商印向け連帳IJプリンター「Jet Press 1160CFG」
同社は、1970年代後半よりインクジェット技術の開発に着手し、2011年に世界初のシングルパス枚葉インクジェットプリンター「Jet Press 720」を発売。ワールドワイドの商業印刷市場で累計300台以上の販売実績がある。同じく2011年には、連帳インクジェットプリンターを日本・アジアパシフィックのトランザクション市場に、2019年には日本の商業印刷市場に向けて販売を開始し、これまでに累計150セット以上というトップクラスの販売シェアを獲得してきた。
今回、これらのインクジェット事業で長年培った経験と技術力を結集し、ユーザーニーズに対応するために開発した商業印刷向け連帳インクジェットプリンター「Jet Press 1160CFG」を初出展する。新開発の水性顔料インクの採用により、非コート紙・インクジェット専用紙に加え、オフセットコート紙への高画質な印刷を実現している。
富士フイルムグループ独自の新技術「ペーパースタビライザー」を採用し、インクジェット前に用紙コンディションを制御する新たなコンセプトを採用することで、「厚紙でのインク定着性」「薄紙での波打ち」「環境や季節による品質変動」といったこれまで連帳インクジェットプリンターが抱えていた生産課題を解決。ダイレクトメールやパンフレットをはじめとする商業印刷の幅広い用途で活用できる。drupaでは、この新技術をデモンストレーションで初披露する。
軟包装印刷向け水性IJデジタルプレス「Jet Press FP790」
水性インクジェットプレス「Jet Press FP790」は、食品や日用品などの軟包装の多品種・小ロット印刷に対応し、高い生産性を実現するもの。
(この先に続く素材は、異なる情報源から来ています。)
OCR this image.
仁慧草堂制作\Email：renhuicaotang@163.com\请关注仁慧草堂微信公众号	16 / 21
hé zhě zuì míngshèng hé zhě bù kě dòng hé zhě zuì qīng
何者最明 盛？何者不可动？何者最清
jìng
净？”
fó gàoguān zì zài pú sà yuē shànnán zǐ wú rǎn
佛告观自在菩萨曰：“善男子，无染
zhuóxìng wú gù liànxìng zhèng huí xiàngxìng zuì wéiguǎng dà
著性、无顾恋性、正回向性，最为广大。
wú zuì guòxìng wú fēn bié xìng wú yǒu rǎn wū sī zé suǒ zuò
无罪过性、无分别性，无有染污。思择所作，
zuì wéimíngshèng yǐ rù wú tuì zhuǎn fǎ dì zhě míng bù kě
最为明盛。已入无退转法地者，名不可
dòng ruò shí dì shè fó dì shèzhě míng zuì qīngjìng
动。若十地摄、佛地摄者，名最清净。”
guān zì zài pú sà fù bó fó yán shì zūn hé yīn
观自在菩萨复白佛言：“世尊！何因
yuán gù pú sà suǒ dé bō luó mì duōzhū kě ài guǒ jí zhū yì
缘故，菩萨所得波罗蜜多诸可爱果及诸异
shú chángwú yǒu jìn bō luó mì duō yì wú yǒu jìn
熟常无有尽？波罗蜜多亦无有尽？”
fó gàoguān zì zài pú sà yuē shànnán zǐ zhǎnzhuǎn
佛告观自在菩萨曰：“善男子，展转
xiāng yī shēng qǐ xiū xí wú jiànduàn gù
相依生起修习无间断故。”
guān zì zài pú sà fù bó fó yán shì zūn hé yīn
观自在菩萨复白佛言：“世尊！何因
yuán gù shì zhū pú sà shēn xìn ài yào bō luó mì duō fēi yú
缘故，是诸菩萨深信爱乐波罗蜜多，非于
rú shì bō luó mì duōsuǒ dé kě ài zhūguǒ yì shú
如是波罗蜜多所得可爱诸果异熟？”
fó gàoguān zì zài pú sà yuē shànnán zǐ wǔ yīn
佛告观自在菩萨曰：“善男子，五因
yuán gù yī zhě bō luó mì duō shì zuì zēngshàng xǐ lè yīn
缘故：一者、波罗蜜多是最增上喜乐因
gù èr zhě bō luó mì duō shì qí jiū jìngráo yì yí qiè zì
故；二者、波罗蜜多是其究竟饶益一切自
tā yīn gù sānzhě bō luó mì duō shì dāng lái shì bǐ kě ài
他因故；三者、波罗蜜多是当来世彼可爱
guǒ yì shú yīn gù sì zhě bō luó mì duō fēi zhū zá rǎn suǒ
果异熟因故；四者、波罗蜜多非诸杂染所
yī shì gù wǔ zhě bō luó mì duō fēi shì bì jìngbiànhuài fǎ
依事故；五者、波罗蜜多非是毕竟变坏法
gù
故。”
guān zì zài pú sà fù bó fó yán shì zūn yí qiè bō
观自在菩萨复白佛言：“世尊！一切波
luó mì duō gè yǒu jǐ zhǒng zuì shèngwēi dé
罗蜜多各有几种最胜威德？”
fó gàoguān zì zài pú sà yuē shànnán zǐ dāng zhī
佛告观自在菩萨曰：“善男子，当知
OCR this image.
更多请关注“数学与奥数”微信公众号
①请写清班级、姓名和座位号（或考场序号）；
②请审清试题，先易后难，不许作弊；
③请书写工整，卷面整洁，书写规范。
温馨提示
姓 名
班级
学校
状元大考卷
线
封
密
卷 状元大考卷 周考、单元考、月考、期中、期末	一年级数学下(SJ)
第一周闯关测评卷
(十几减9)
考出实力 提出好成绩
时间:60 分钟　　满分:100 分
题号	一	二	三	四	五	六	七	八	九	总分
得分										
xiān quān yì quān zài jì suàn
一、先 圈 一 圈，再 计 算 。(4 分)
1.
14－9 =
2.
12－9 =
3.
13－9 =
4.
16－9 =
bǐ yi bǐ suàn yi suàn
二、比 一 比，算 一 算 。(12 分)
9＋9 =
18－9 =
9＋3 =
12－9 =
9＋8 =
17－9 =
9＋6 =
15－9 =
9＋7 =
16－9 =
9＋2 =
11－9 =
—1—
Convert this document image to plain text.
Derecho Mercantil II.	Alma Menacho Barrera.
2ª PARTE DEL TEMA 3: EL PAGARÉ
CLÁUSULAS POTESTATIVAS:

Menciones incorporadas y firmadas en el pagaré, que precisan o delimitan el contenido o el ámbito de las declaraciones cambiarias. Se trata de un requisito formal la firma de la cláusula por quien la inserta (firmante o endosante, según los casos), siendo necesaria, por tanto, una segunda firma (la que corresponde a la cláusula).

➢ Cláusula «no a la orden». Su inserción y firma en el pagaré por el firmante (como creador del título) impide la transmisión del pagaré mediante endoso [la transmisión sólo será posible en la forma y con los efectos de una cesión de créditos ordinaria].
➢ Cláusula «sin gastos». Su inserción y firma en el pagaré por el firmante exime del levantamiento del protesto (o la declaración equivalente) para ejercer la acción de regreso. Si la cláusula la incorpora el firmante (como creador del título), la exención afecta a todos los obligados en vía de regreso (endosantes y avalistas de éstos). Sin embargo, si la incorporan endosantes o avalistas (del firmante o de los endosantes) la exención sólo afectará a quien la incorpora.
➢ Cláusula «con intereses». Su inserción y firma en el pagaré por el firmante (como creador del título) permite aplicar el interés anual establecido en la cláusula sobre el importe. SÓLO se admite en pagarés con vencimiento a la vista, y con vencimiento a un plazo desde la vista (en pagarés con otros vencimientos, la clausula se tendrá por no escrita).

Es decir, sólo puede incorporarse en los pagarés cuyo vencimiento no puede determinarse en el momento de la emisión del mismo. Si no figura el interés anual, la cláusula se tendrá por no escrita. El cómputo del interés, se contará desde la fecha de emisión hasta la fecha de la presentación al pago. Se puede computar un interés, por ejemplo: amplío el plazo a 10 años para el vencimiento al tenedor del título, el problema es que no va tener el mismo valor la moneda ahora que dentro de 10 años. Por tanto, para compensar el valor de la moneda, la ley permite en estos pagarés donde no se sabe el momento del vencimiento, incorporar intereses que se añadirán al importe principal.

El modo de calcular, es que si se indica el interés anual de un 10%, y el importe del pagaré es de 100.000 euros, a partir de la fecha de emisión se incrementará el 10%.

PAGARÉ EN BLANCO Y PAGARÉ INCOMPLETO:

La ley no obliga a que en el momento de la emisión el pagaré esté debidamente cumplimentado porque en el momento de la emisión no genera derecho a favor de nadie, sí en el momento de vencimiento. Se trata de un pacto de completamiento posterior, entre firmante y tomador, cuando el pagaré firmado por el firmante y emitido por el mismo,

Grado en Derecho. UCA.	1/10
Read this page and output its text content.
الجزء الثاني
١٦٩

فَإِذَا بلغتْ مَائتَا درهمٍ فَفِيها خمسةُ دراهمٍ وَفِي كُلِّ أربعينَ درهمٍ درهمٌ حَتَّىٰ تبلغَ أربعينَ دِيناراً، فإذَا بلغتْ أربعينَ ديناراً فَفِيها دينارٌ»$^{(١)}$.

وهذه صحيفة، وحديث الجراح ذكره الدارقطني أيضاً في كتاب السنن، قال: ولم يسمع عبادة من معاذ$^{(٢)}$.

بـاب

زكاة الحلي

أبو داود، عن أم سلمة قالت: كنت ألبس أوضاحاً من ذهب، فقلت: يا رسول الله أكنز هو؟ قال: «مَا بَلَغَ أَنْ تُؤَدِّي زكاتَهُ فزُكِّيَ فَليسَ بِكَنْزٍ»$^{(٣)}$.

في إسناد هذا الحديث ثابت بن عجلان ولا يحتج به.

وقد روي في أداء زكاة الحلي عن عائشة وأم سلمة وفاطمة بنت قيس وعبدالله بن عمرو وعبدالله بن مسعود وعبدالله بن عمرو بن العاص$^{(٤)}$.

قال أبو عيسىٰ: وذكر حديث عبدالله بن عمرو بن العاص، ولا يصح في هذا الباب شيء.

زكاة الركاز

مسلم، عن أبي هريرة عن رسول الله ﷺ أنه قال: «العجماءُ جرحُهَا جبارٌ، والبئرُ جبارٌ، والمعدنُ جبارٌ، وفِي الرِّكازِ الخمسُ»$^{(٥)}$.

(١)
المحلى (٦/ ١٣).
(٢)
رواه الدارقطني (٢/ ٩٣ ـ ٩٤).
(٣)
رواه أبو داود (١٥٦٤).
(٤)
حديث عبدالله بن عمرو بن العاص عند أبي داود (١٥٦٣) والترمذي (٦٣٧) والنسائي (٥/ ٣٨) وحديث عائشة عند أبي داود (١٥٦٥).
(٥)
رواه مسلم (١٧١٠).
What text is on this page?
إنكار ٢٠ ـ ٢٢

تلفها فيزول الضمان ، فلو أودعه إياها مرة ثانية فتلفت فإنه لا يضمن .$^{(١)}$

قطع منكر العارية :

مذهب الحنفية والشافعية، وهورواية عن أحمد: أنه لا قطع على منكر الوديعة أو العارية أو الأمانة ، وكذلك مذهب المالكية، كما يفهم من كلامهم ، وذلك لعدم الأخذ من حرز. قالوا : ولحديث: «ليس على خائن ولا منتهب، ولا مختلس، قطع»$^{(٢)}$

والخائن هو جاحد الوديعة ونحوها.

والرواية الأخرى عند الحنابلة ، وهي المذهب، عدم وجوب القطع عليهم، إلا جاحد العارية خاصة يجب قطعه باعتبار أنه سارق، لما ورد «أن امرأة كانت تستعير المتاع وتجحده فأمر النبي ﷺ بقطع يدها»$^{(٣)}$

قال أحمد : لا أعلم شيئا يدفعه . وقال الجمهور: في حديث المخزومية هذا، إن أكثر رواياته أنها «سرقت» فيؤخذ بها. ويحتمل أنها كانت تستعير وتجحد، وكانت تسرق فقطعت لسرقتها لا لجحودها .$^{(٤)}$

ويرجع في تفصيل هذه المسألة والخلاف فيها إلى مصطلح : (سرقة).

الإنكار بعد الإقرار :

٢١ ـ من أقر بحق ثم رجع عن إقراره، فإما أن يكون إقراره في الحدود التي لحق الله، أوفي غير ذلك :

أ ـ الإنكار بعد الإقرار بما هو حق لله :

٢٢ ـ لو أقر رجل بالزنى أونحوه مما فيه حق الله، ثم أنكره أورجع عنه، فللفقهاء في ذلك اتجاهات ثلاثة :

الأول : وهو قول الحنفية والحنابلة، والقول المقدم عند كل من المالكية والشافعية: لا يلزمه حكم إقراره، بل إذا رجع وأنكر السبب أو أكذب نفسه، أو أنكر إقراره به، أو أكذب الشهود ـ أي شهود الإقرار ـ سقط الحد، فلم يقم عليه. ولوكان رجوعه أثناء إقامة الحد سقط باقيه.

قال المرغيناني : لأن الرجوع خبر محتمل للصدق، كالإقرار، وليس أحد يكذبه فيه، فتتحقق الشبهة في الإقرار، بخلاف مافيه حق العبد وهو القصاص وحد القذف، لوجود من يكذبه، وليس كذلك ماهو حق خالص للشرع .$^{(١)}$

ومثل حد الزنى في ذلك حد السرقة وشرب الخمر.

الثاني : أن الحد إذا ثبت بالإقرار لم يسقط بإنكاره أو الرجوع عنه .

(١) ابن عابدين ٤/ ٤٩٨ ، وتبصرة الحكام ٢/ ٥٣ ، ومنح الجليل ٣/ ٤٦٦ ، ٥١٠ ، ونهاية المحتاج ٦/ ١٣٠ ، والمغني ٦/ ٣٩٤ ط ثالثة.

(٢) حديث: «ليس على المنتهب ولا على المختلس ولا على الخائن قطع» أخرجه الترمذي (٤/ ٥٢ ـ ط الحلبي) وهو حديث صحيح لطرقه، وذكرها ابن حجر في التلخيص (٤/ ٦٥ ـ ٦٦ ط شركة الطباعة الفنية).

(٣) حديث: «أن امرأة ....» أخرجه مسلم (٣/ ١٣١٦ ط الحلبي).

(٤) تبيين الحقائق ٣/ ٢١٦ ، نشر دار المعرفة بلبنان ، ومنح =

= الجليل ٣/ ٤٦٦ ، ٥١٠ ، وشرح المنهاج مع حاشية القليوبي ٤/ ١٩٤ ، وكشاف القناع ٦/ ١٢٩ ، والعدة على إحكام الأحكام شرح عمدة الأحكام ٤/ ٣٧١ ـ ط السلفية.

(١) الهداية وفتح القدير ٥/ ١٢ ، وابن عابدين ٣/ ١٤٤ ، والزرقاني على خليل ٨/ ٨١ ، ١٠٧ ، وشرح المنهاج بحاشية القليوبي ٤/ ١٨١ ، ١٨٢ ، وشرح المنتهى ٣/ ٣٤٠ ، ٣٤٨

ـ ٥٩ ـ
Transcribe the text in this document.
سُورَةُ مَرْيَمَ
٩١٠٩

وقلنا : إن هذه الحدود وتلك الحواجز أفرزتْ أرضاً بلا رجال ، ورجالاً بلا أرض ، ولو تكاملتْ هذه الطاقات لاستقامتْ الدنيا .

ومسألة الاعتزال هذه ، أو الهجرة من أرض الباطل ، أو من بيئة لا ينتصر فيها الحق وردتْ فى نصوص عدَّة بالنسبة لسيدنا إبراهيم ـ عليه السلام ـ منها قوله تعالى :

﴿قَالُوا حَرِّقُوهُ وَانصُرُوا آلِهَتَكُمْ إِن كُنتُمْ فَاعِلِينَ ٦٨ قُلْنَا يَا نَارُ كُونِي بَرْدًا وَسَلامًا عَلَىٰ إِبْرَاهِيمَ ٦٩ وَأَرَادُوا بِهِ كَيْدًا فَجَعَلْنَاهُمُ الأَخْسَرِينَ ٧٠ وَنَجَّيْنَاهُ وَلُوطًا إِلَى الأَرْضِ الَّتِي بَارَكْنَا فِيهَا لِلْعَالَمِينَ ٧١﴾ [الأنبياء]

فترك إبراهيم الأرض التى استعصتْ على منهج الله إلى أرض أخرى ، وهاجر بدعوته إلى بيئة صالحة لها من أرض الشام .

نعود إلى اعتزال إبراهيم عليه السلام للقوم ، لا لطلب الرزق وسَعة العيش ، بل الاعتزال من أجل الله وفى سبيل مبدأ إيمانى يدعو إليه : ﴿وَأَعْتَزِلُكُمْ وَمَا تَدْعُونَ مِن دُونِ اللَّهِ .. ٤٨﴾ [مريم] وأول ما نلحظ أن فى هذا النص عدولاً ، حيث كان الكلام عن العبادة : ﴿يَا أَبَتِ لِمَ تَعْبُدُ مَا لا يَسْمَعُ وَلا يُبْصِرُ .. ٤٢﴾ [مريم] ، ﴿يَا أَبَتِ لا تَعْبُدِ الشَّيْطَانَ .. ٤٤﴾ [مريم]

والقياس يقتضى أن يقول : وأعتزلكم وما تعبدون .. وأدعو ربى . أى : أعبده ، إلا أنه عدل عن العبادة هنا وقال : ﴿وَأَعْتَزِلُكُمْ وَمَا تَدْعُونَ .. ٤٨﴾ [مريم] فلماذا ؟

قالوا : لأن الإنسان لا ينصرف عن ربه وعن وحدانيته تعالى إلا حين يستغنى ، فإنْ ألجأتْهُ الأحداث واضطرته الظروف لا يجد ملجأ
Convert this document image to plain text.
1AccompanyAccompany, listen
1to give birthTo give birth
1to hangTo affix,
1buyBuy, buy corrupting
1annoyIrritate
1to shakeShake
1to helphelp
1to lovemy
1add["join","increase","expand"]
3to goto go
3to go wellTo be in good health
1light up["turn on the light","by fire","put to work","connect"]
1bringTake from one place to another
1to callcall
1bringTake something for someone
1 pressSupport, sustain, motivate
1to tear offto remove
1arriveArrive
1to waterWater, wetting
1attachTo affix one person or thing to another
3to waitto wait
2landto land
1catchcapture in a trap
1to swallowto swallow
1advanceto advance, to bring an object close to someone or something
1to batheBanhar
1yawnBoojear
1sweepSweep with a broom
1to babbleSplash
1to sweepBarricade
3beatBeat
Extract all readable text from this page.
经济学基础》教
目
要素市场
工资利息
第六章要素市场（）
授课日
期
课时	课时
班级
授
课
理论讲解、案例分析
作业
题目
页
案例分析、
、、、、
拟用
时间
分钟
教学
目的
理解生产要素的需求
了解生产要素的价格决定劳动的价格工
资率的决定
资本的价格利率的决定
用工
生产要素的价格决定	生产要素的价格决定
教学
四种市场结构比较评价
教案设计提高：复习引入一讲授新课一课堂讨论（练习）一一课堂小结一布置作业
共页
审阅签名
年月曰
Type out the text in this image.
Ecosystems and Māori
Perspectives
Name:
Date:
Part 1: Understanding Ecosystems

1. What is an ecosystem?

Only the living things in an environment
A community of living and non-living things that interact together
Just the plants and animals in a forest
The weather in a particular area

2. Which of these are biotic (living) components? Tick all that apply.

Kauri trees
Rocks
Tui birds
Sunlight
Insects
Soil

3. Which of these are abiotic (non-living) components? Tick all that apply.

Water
同社が軟包装印刷向け水性インクジェットプレスを市場投入するのは今回が初めて。商業印刷市場で培ったインクジェットの知見や機器の販売ノウハウなどを生かし、新たに軟包装印刷向けに「Jet Press FP790」を市場導入する。
1,200dpi×1,200dpiのプリントヘッドで最大790ミリ幅のフィルム基材に対して毎分50mでの高速印刷を可能とし、高い生産性を発揮。また、CMYK各色のプリントヘッドに加え、2組の白色プリントヘッドを搭載している。これにより、パッケージの見た目を大きく左右する、カラー印刷の下地色となる白色の濃度を向上させ、カラーインクの発色性を高めることが可能で、色鮮やかな印刷を実現する。さらに、印刷前の基材に処理液を塗布する機構を搭載し、撥水性のあるフィルム基材に対しても高いインク密着性を付与する。